Bainbridge Island Japanese American Community

Moneybelts – Nobi Omoto (OH0053)


When we were ordered to leave, I think it was my father and my sister or my brother went into town, because we needed suitcases and a few necessities. And so they brought home suitcases, you know, those old–fashioned flimsy ones. They couldn’t afford the best. So, and then I think, I think I remember clearly my father thought that Niseis and Isseis would be separated. So he gave a… he went and bought tin plate, tin cup, and a silverware for each of us to take in case. And then Mom made a money belt and wrapped up so we could tying around our tummy and gave each of us cash, so we’ll have something. So, that was very scary, too.

We were told we could only carry, take what we could carry, and that wasn’t much because I had three younger sisters. But I had a little suitcase which I really stuffed it. And then I had a little shopping bag, stuffed, and I had couple school books. And then I put layers and layers of clothes on because you can’t, you can’t carry all that. So I remember that, carrying layers of clothes and my little belongings. But it was a… to leave our new farmhouse, and we didn’t know where we were going, it was very… another scary time. I think the whole Pearl Harbor to evacuation all along was very, a stressful time for many families, including me, yeah.

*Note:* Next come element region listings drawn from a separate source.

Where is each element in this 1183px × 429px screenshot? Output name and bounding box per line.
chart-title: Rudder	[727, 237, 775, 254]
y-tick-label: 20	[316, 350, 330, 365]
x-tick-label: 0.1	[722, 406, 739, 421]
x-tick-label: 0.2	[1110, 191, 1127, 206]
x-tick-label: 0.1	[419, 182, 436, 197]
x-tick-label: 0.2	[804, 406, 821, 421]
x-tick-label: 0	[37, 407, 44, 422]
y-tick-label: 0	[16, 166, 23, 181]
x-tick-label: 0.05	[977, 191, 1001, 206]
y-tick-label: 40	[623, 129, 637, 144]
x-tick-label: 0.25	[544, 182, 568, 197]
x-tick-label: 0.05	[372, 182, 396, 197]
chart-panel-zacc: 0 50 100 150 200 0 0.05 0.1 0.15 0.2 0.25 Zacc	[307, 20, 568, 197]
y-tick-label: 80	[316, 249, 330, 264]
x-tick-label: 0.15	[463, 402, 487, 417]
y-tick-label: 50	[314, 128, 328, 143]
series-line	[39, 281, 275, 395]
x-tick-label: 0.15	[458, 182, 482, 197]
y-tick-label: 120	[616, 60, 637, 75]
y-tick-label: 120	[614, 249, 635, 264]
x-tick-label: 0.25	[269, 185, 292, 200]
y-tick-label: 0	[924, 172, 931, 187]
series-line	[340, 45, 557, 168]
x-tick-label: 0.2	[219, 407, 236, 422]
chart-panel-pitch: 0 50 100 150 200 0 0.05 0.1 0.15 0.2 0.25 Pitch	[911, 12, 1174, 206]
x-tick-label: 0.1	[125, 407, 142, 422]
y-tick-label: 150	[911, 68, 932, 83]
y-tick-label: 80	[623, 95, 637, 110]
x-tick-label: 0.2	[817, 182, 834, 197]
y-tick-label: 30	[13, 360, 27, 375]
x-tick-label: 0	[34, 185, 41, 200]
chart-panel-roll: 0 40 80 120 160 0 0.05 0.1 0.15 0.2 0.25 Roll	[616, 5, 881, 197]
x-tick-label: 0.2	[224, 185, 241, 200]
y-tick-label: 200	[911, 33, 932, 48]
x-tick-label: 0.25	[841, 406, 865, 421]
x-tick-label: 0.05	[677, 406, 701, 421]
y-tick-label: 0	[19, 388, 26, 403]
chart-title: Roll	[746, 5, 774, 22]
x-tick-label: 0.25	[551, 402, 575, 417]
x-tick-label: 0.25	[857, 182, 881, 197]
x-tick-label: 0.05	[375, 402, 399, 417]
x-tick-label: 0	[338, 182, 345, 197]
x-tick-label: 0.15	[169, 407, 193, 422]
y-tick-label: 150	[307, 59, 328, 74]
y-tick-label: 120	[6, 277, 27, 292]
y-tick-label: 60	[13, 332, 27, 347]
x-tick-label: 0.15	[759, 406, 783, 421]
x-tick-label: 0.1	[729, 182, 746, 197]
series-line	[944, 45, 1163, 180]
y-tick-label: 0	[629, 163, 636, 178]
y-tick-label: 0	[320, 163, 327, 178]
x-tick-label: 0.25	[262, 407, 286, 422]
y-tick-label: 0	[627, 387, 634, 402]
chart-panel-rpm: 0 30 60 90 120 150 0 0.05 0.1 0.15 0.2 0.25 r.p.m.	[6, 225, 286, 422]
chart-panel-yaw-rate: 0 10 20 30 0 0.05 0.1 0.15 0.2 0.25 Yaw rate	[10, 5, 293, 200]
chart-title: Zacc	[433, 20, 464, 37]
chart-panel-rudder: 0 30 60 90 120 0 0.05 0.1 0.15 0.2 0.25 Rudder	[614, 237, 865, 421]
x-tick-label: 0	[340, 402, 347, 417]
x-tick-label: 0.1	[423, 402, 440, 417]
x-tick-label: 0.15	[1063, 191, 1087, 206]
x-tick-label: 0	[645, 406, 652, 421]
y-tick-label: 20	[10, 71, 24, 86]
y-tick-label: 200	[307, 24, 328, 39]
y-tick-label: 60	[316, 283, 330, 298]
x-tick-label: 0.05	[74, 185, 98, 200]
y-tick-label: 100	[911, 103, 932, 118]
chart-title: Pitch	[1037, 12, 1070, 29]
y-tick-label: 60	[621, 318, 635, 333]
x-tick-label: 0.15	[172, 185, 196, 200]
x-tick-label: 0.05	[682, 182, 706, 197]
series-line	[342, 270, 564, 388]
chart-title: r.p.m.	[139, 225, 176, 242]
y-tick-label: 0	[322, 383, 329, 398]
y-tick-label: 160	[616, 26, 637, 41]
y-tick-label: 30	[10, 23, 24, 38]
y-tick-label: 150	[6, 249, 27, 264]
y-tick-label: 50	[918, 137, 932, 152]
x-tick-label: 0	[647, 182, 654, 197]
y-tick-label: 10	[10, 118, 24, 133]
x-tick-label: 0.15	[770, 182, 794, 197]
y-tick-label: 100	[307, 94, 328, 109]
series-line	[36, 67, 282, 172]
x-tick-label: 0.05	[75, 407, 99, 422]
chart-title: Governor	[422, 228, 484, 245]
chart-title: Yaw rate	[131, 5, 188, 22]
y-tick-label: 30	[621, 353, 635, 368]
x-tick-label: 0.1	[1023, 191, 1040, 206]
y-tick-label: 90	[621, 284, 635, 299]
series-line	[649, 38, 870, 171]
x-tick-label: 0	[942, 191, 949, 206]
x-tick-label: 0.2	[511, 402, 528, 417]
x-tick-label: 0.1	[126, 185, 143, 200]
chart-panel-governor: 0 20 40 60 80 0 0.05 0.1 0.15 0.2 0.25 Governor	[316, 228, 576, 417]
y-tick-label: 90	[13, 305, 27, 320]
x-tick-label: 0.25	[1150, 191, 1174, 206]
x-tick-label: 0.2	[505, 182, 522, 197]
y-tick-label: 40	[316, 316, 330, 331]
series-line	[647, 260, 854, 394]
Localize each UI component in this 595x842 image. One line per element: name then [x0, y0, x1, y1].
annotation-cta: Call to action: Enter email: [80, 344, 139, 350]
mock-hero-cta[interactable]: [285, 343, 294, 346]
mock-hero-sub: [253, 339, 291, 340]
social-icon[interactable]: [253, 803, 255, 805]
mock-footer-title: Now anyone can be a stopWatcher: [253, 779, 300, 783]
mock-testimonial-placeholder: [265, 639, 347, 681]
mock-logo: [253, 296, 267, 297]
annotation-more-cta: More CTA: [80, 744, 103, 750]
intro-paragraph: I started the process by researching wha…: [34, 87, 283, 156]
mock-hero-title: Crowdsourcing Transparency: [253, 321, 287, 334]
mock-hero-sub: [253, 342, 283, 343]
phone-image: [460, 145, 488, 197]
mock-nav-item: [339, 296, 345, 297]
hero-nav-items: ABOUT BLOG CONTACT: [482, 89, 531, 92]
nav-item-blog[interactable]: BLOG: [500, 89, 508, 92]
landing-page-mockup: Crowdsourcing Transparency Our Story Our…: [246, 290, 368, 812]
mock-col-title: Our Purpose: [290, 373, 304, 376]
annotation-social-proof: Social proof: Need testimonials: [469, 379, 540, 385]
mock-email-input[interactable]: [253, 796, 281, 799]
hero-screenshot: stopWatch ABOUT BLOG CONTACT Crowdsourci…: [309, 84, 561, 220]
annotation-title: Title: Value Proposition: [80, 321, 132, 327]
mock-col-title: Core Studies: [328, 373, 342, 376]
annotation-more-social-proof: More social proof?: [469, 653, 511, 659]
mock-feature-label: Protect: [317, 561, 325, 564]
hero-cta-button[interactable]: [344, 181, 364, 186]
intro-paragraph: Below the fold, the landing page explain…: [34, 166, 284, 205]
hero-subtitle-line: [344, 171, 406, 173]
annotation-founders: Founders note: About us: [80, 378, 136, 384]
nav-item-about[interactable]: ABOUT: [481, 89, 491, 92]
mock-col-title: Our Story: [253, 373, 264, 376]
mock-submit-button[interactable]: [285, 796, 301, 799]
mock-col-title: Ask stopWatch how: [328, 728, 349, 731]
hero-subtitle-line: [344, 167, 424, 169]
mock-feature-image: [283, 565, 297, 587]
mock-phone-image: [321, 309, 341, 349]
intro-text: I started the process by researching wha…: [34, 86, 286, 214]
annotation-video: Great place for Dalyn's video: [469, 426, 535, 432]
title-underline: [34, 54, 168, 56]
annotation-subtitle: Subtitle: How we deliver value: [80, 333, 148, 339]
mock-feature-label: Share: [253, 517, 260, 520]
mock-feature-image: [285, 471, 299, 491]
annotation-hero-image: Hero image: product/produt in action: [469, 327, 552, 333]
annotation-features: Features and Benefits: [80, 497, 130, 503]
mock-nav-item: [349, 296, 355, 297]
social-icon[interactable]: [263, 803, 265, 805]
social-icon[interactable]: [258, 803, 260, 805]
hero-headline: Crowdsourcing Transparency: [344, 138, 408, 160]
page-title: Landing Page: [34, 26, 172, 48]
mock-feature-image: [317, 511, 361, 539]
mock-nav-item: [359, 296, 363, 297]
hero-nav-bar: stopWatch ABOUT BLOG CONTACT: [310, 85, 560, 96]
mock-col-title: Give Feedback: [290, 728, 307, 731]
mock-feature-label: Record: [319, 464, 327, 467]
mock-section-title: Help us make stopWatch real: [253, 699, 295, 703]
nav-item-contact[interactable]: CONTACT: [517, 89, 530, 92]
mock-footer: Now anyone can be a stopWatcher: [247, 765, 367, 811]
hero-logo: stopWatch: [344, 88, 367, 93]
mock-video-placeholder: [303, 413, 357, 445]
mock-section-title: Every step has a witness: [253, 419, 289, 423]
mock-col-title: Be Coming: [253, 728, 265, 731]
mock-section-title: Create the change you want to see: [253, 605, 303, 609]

Video Interview — October 2006
To see this interview in its entirety, go to the Densho website archives. You will have to register to be allowed access to their archives. Once in the archive, visit the Visual History Collections: Bainbridge Island Japanese American Community Collection.

Nobi Omoto

Nobuko Sakai Omoto was 18 years old and in the twelfth grade when she was evacuated. She is the third oldest of six children.